Ce matin, je me suis levée en même temps que le lustre du jour. C'est le 6ème jour de la semaine, rien ne presse. Assise dehors, dos au mur, j'écoute cet instant d'automne qui porte en lui un curieux printemps. Mes pensées se faufilent vers le spectacle d'hier, le premier de la saison au Cirque Théâtre d'Elbeuf.
Décider d'en laisser une trace ici et avoir peur de tirer un faux fil. Bannir les adjectifs "superbe, magnifique, grandiose, émouvant" et douter de pouvoir trouver le mot juste pour autant.

Sur scène, une table massive aux pieds démesurés. Un clown-ange, ni homme ni femme, mais à coup sûr poème, y déballe sa sacoche: des pochettes et des pochettes pleines d'une conférence à venir. Mais au commencement, la parole n'est pas. Seul est le geste. Malhabile et maniaque tout à la fois. Aussitôt, des flots de rires surgissent que plus rien ne peut endiguer, si ce n'est la nécessité de reprendre son souffle.
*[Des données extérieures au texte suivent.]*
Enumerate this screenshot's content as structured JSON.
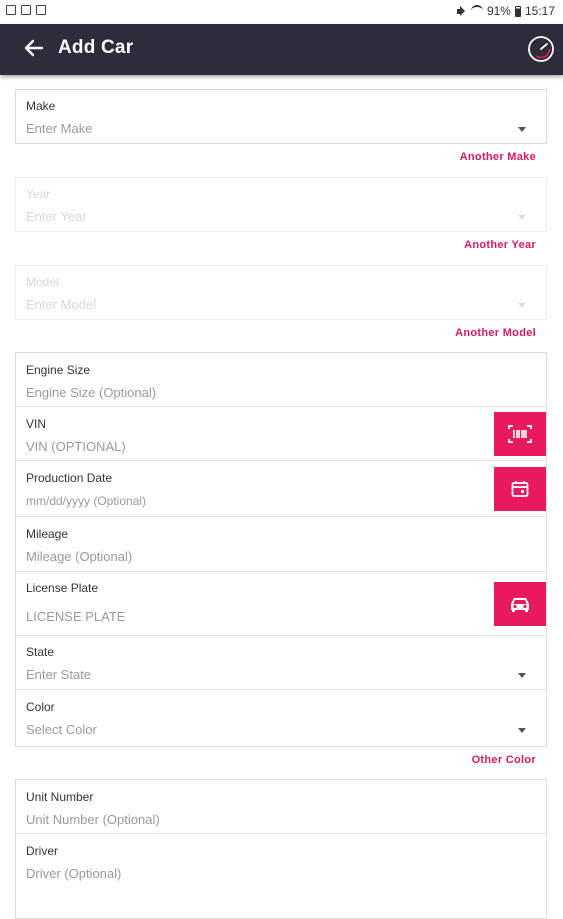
{
  "status_bar": {
    "battery": "91%",
    "time": "15:17"
  },
  "app_bar": {
    "title": "Add Car"
  },
  "make": {
    "label": "Make",
    "placeholder": "Enter Make",
    "link": "Another Make"
  },
  "year": {
    "label": "Year",
    "placeholder": "Enter Year",
    "link": "Another Year"
  },
  "model": {
    "label": "Model",
    "placeholder": "Enter Model",
    "link": "Another Model"
  },
  "engine_size": {
    "label": "Engine Size",
    "placeholder": "Engine Size (Optional)"
  },
  "vin": {
    "label": "VIN",
    "placeholder": "VIN (OPTIONAL)"
  },
  "production_date": {
    "label": "Production Date",
    "placeholder": "mm/dd/yyyy (Optional)"
  },
  "mileage": {
    "label": "Mileage",
    "placeholder": "Mileage (Optional)"
  },
  "license_plate": {
    "label": "License Plate",
    "placeholder": "LICENSE PLATE"
  },
  "state": {
    "label": "State",
    "placeholder": "Enter State"
  },
  "color": {
    "label": "Color",
    "placeholder": "Select Color",
    "link": "Other Color"
  },
  "unit_number": {
    "label": "Unit Number",
    "placeholder": "Unit Number (Optional)"
  },
  "driver": {
    "label": "Driver",
    "placeholder": "Driver (Optional)"
  },
  "colors": {
    "app_bar": "#2e2b3b",
    "accent": "#e8195f",
    "link": "#d81b60"
  },
  "icons": {
    "back": "arrow-left-icon",
    "gauge": "speedometer-icon",
    "vin": "barcode-icon",
    "date": "calendar-icon",
    "plate": "car-icon"
  }
}
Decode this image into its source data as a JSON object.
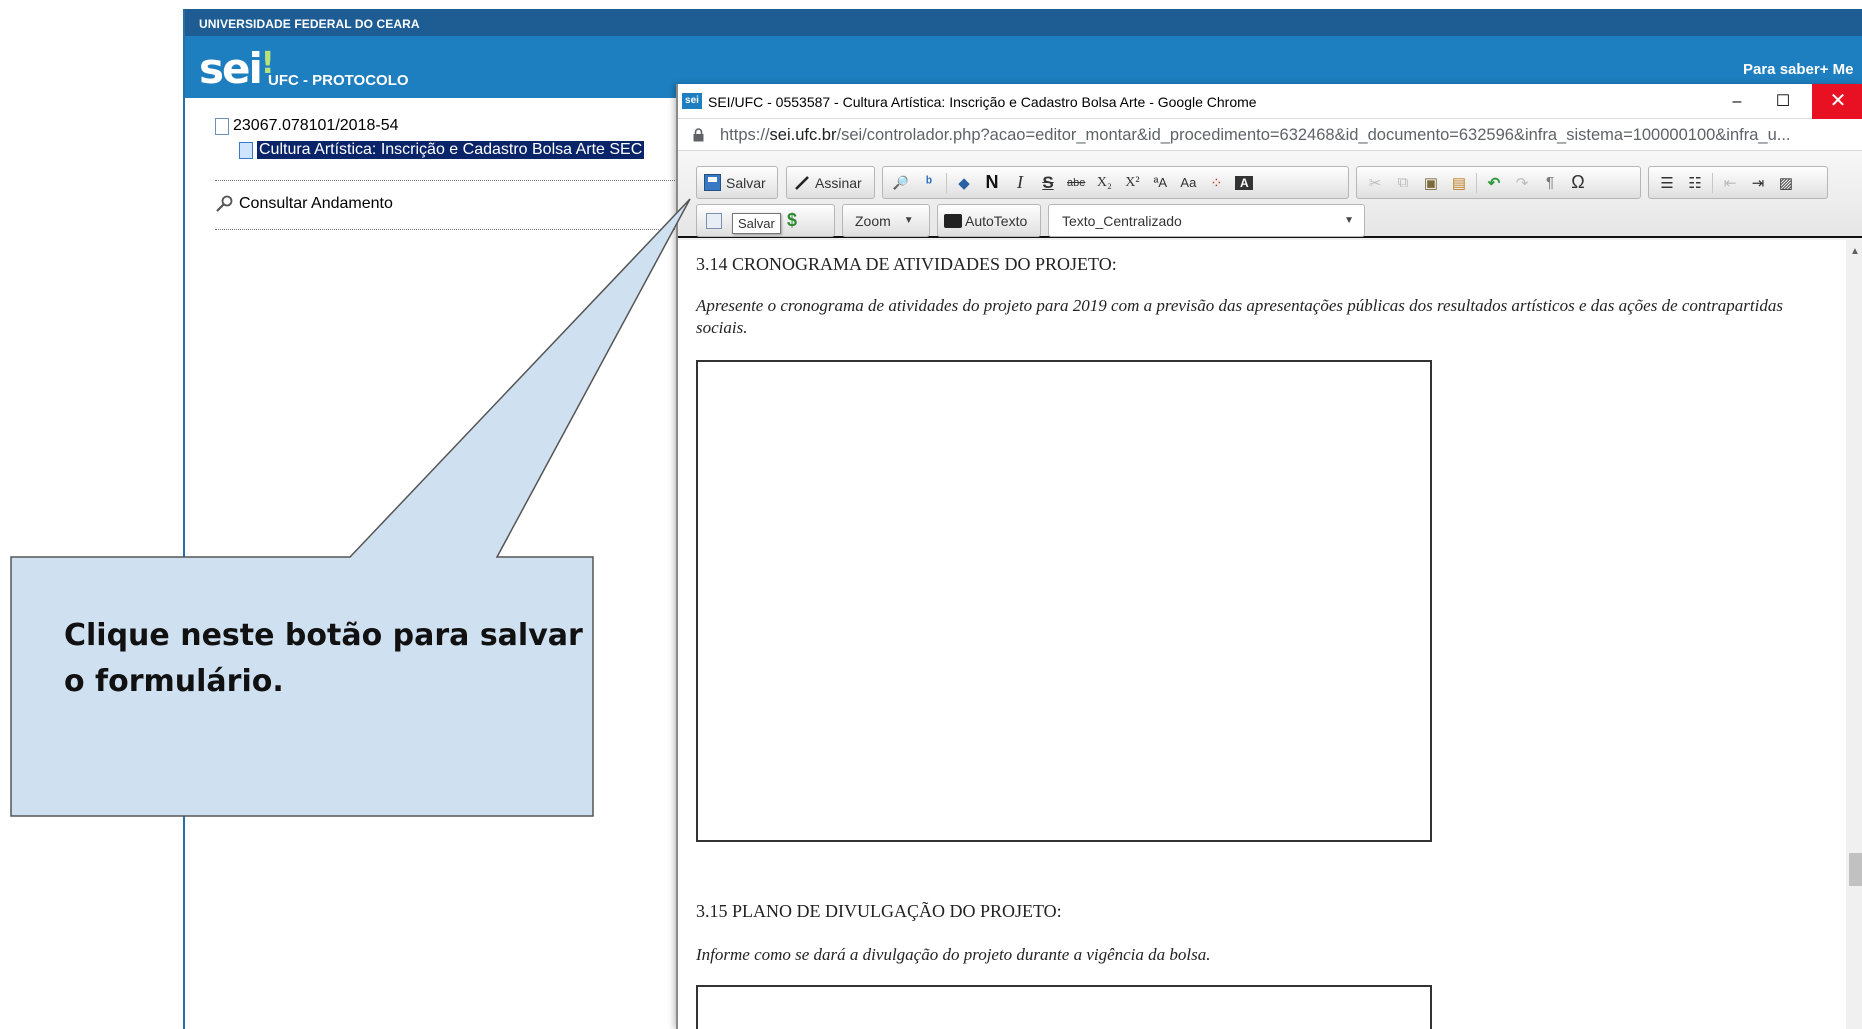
{
  "sei": {
    "org": "UNIVERSIDADE FEDERAL DO CEARA",
    "logo": "sei",
    "unit": "UFC - PROTOCOLO",
    "para_saber": "Para saber+  Me",
    "tree": {
      "process_number": "23067.078101/2018-54",
      "document_label": "Cultura Artística: Inscrição e Cadastro Bolsa Arte SEC",
      "consult_label": "Consultar Andamento"
    }
  },
  "chrome": {
    "favicon": "sei",
    "title": "SEI/UFC - 0553587 - Cultura Artística: Inscrição e Cadastro Bolsa Arte - Google Chrome",
    "url_prefix": "https://",
    "url_host": "sei.ufc.br",
    "url_path": "/sei/controlador.php?acao=editor_montar&id_procedimento=632468&id_documento=632596&infra_sistema=100000100&infra_u...",
    "controls": {
      "minimize": "–",
      "maximize": "☐",
      "close": "✕"
    }
  },
  "toolbar": {
    "save_label": "Salvar",
    "sign_label": "Assinar",
    "tooltip": "Salvar",
    "zoom_label": "Zoom",
    "autotext_label": "AutoTexto",
    "style_value": "Texto_Centralizado",
    "icons": {
      "find": "🔎",
      "replace": "ᵇ",
      "eraser": "◆",
      "bold": "N",
      "italic": "I",
      "strike_s": "S",
      "strike_abe": "abe",
      "subscript": "X₂",
      "superscript": "X²",
      "upper": "ªA",
      "lower": "Aa",
      "table": "⁘",
      "textcolor": "A",
      "cut": "✂",
      "copy": "⧉",
      "paste": "▣",
      "pasteword": "▤",
      "undo": "↶",
      "redo": "↷",
      "pilcrow": "¶",
      "omega": "Ω",
      "numlist": "☰",
      "bullist": "☷",
      "outdent": "⇤",
      "indent": "⇥",
      "image": "▨",
      "dollar": "$"
    }
  },
  "editor": {
    "heading_314": "3.14 CRONOGRAMA DE ATIVIDADES DO PROJETO:",
    "italic_314": "Apresente o cronograma de atividades do projeto para 2019 com a previsão das apresentações públicas dos resultados artísticos e das ações de contrapartidas sociais.",
    "heading_315": "3.15 PLANO DE DIVULGAÇÃO DO PROJETO:",
    "italic_315": "Informe como se dará a divulgação do projeto durante a vigência da bolsa."
  },
  "callout": {
    "text": "Clique neste botão para salvar o formulário.",
    "fill": "#cfe0f1",
    "stroke": "#555555"
  }
}
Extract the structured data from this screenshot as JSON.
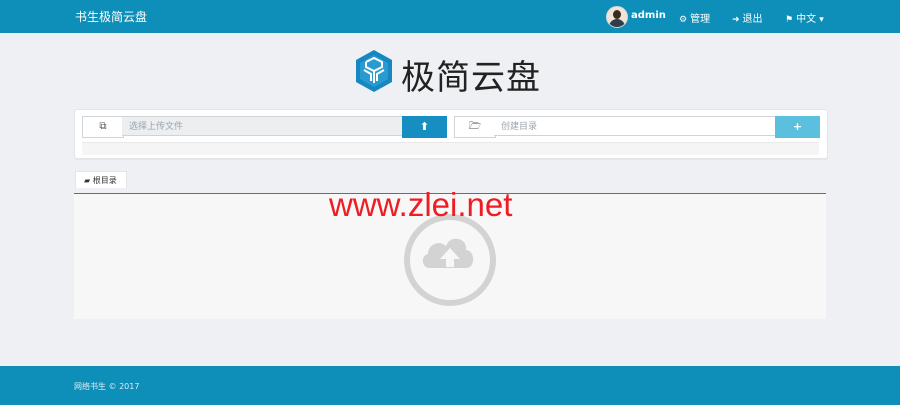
{
  "navbar": {
    "brand": "书生极简云盘",
    "user": "admin",
    "manage": "管理",
    "logout": "退出",
    "language": "中文"
  },
  "logo": {
    "title": "极简云盘"
  },
  "upload": {
    "file_placeholder": "选择上传文件",
    "dir_placeholder": "创建目录"
  },
  "tabs": {
    "root": "根目录"
  },
  "watermark": "www.zlei.net",
  "footer": {
    "text": "网络书生 © 2017"
  },
  "colors": {
    "navbar": "#0e8fb9",
    "upload_button": "#168ec2",
    "create_button": "#5bc0de",
    "watermark": "#ee1d23"
  },
  "icons": [
    "user-avatar",
    "cog-icon",
    "sign-out-icon",
    "flag-icon",
    "chevron-down-icon",
    "copy-icon",
    "upload-icon",
    "folder-open-icon",
    "plus-icon",
    "folder-icon",
    "cloud-upload-icon"
  ]
}
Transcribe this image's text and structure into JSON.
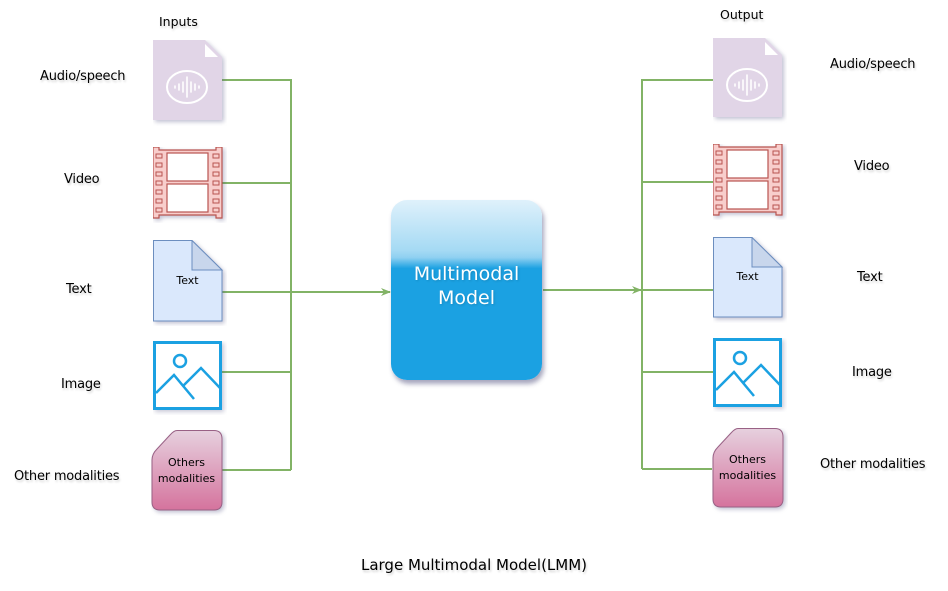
{
  "diagram": {
    "title": "Large Multimodal Model(LMM)",
    "model": {
      "line1": "Multimodal",
      "line2": "Model",
      "color": "#1ba1e2"
    },
    "connector_color": "#82b366",
    "inputs": {
      "header": "Inputs",
      "items": [
        {
          "label": "Audio/speech",
          "icon": "audio-file-icon"
        },
        {
          "label": "Video",
          "icon": "film-strip-icon"
        },
        {
          "label": "Text",
          "icon": "text-document-icon",
          "icon_text": "Text"
        },
        {
          "label": "Image",
          "icon": "image-icon"
        },
        {
          "label": "Other modalities",
          "icon": "other-modalities-card",
          "icon_text_1": "Others",
          "icon_text_2": "modalities"
        }
      ]
    },
    "outputs": {
      "header": "Output",
      "items": [
        {
          "label": "Audio/speech",
          "icon": "audio-file-icon"
        },
        {
          "label": "Video",
          "icon": "film-strip-icon"
        },
        {
          "label": "Text",
          "icon": "text-document-icon",
          "icon_text": "Text"
        },
        {
          "label": "Image",
          "icon": "image-icon"
        },
        {
          "label": "Other modalities",
          "icon": "other-modalities-card",
          "icon_text_1": "Others",
          "icon_text_2": "modalities"
        }
      ]
    },
    "icon_colors": {
      "audio_fill": "#e1d5e7",
      "film_fill": "#f8cecc",
      "film_stroke": "#b85450",
      "text_doc_fill": "#dae8fc",
      "text_doc_stroke": "#6c8ebf",
      "image_stroke": "#1ba1e2",
      "others_top": "#e6d0de",
      "others_bottom": "#d5739d",
      "others_stroke": "#996185"
    }
  }
}
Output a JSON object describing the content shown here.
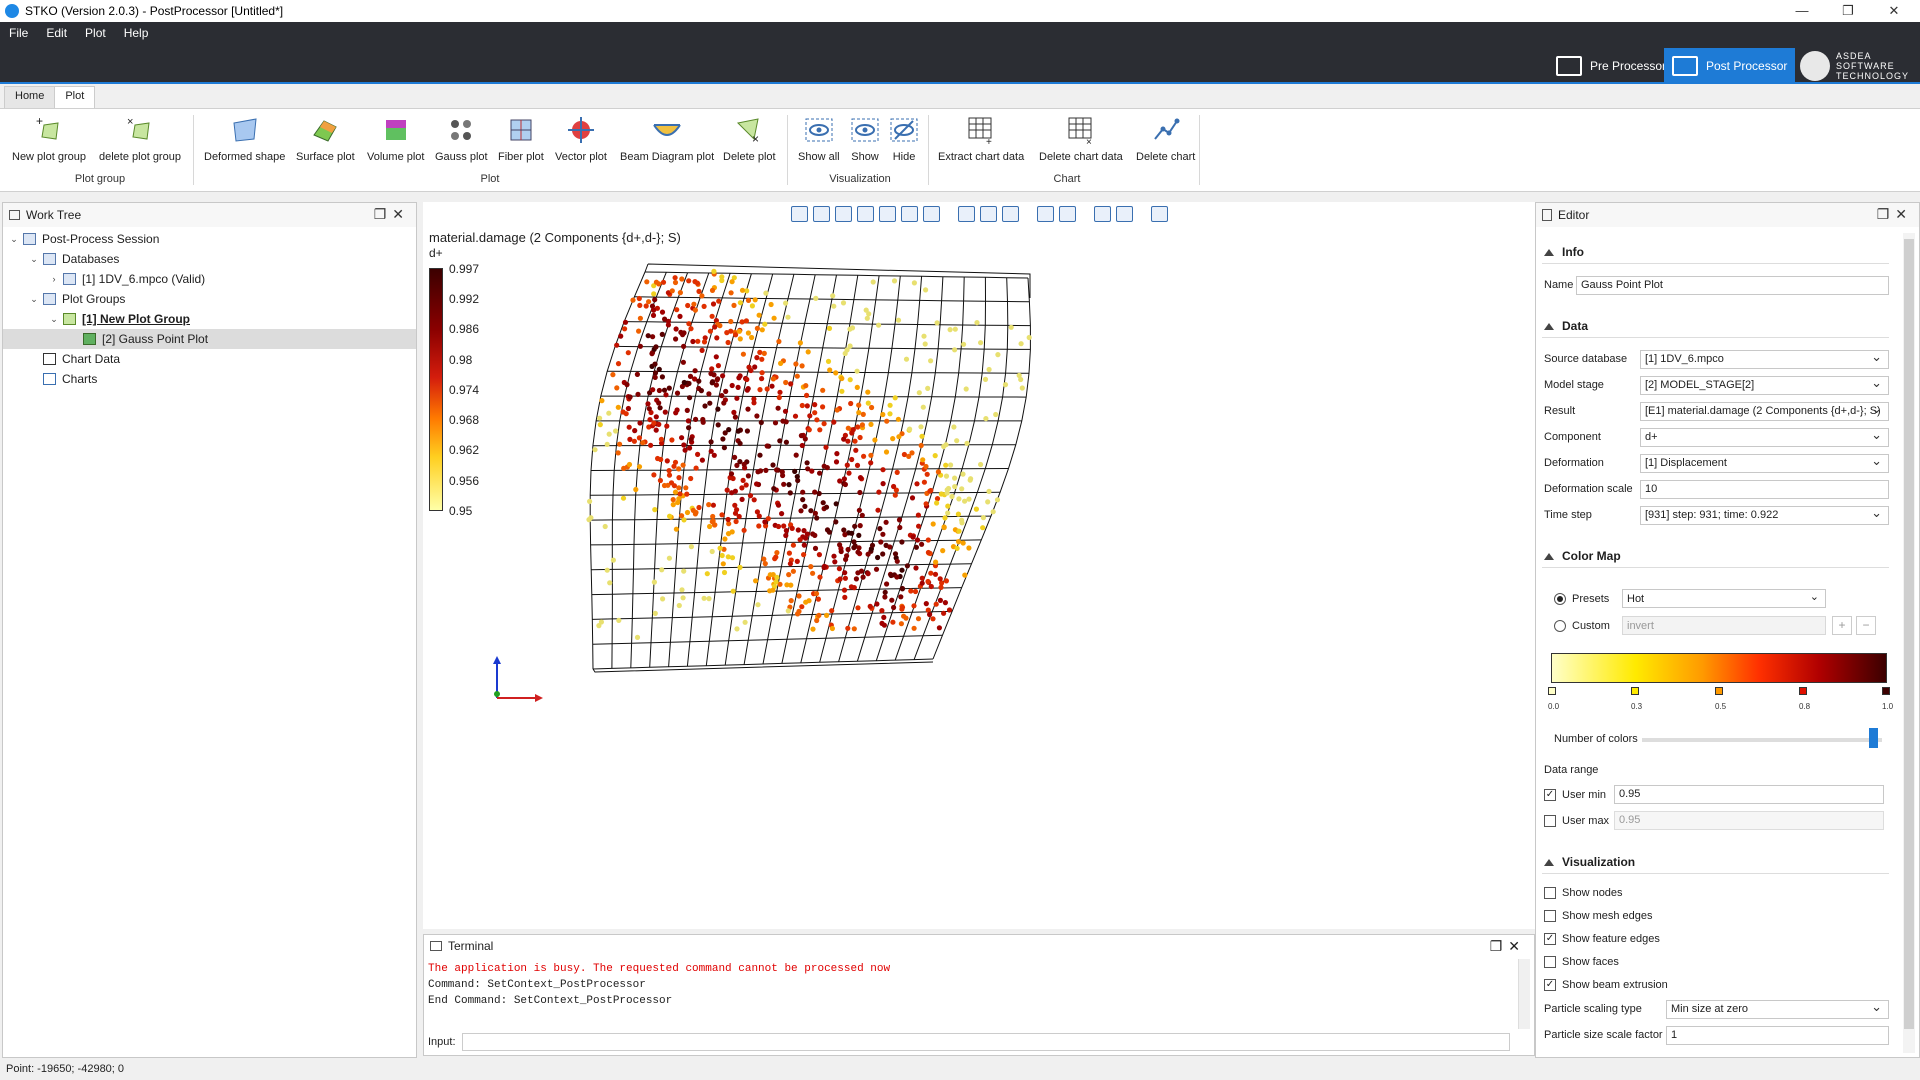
{
  "window": {
    "title": "STKO (Version 2.0.3) - PostProcessor [Untitled*]",
    "min": "—",
    "max": "❐",
    "close": "✕"
  },
  "menu": [
    "File",
    "Edit",
    "Plot",
    "Help"
  ],
  "modes": {
    "pre": "Pre Processor",
    "post": "Post Processor",
    "logo_line1": "ASDEA",
    "logo_line2": "SOFTWARE",
    "logo_line3": "TECHNOLOGY"
  },
  "tabs": [
    "Home",
    "Plot"
  ],
  "ribbon": {
    "buttons": [
      "New plot group",
      "delete plot group",
      "Deformed shape",
      "Surface plot",
      "Volume plot",
      "Gauss plot",
      "Fiber plot",
      "Vector plot",
      "Beam Diagram plot",
      "Delete plot",
      "Show all",
      "Show",
      "Hide",
      "Extract chart data",
      "Delete chart data",
      "Delete chart"
    ],
    "groups": [
      "Plot group",
      "Plot",
      "Visualization",
      "Chart"
    ]
  },
  "worktree": {
    "title": "Work Tree",
    "items": [
      "Post-Process Session",
      "Databases",
      "[1] 1DV_6.mpco (Valid)",
      "Plot Groups",
      "[1] New Plot Group",
      "[2] Gauss Point Plot",
      "Chart Data",
      "Charts"
    ]
  },
  "viewport": {
    "result_title": "material.damage (2 Components {d+,d-}; S)",
    "component": "d+",
    "legend_ticks": [
      "0.997",
      "0.992",
      "0.986",
      "0.98",
      "0.974",
      "0.968",
      "0.962",
      "0.956",
      "0.95"
    ]
  },
  "terminal": {
    "title": "Terminal",
    "lines": [
      "The application is busy. The requested command cannot be processed now",
      "Command: SetContext_PostProcessor",
      "End Command: SetContext_PostProcessor"
    ],
    "input_label": "Input:"
  },
  "editor": {
    "title": "Editor",
    "info_section": "Info",
    "name_label": "Name",
    "name_value": "Gauss Point Plot",
    "data_section": "Data",
    "fields": [
      {
        "label": "Source database",
        "value": "[1] 1DV_6.mpco"
      },
      {
        "label": "Model stage",
        "value": "[2] MODEL_STAGE[2]"
      },
      {
        "label": "Result",
        "value": "[E1] material.damage (2 Components {d+,d-}; S)"
      },
      {
        "label": "Component",
        "value": "d+"
      },
      {
        "label": "Deformation",
        "value": "[1] Displacement"
      },
      {
        "label": "Deformation scale",
        "value": "10"
      },
      {
        "label": "Time step",
        "value": "[931] step: 931; time: 0.922"
      }
    ],
    "colormap_section": "Color Map",
    "presets_label": "Presets",
    "presets_value": "Hot",
    "custom_label": "Custom",
    "custom_value": "invert",
    "cmap_labels": [
      "0.0",
      "0.3",
      "0.5",
      "0.8",
      "1.0"
    ],
    "num_colors_label": "Number of colors",
    "data_range_label": "Data range",
    "user_min_label": "User min",
    "user_min_value": "0.95",
    "user_max_label": "User max",
    "user_max_value": "0.95",
    "vis_section": "Visualization",
    "checks": [
      {
        "label": "Show nodes",
        "on": false
      },
      {
        "label": "Show mesh edges",
        "on": false
      },
      {
        "label": "Show feature edges",
        "on": true
      },
      {
        "label": "Show faces",
        "on": false
      },
      {
        "label": "Show beam extrusion",
        "on": true
      }
    ],
    "scaling_label": "Particle scaling type",
    "scaling_value": "Min size at zero",
    "size_factor_label": "Particle size scale factor",
    "size_factor_value": "1"
  },
  "status": "Point: -19650; -42980; 0"
}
Puis la voix du clown-ange s'élève, venue de loin, rauque et étonnée. Elle s'élance dans une lecture hésitante et jubilatoire du premier chapitre de la Genèse, jour après jour. Toute surprise de l'audace du gars -comprenez l'Eternel- qui s'est lancé dans une entreprise si démesurée. Jusqu'au 5ème jour, la voix achoppe inévitablement sur le verbe "constater". C'est donc en d'irrésistibles bégaiements et éructations que Dieu "constate" l'état d'avancement de sa création. Et on se dit que cela était bon.
Quand vient enfin le tour du 6ème jour, on sent bien que la machine pourrait s'emballer. Or ce n'est pas à un emballement qu'on assiste mais bien plus à un retour au tohu-bohu originel. Les papiers de la conférence prennent le feu et l'eau. L'homme ne sera jamais constaté...
Dans le public, le rire a cédé la place à l'émotion. Les uns et les autres, renvoyé à notre propre aventure humaine. Au moment de franchir le seuil de la salle, je me suis dit que c'était sans doute là que tout se jouait: avoir l'audace de "constater" jour après jour sa propre vie.